From Intrigue to Concern
The concluding paragraph of Hansen et al. expresses fascination at the global experiment we are conducting with the climate:
"The climate change induced by anthropogenic release of CO2 is likely to be the most fascinating global geophysical experiment that man will ever conduct. The scientific task is to help determine the nature of future climatic effects as early as possible."
While the grand global experiment humans are running with the climate remains a fascinating one, climate scientists have concluded that the nature of future climatic effects will be predominantly bad if we continue on our current greenhouse gas emissions path, and potentially catastrophic. Over the decades James Hansen’s tone has grown increasingly alarmed, as he and most of his fellow climate scientists worry about the consequences of human-caused climate change.
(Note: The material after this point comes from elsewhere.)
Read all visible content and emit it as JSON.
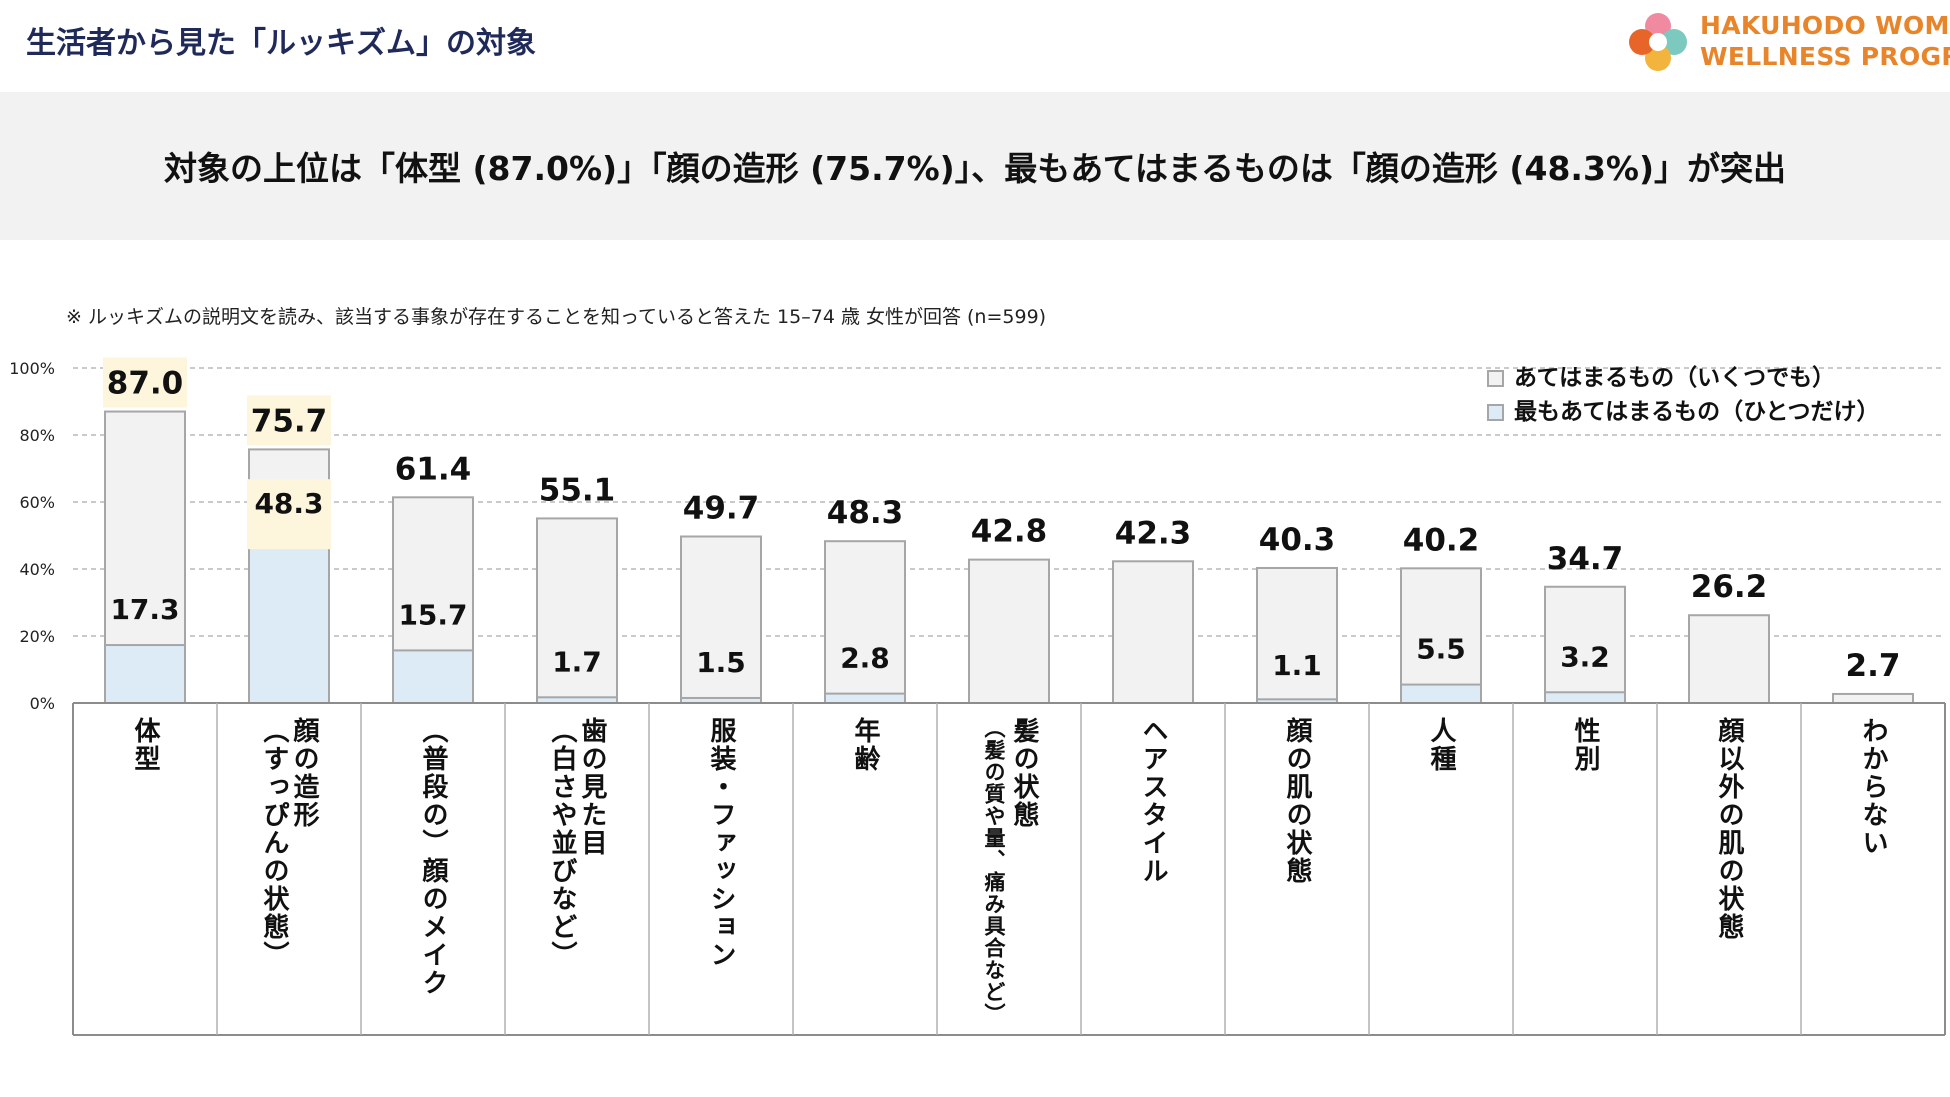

Hansen et al. (1981) demonstrates that we have every reason to be concerned, as three decades ago these climate scientists understood the workings of the global climate well enough to predict the ensuing global warming within approximately 15%, and accurately predict a number of important consequences. It’s high time that we start listening to these climate experts and reduce our greenhouse gas emissions.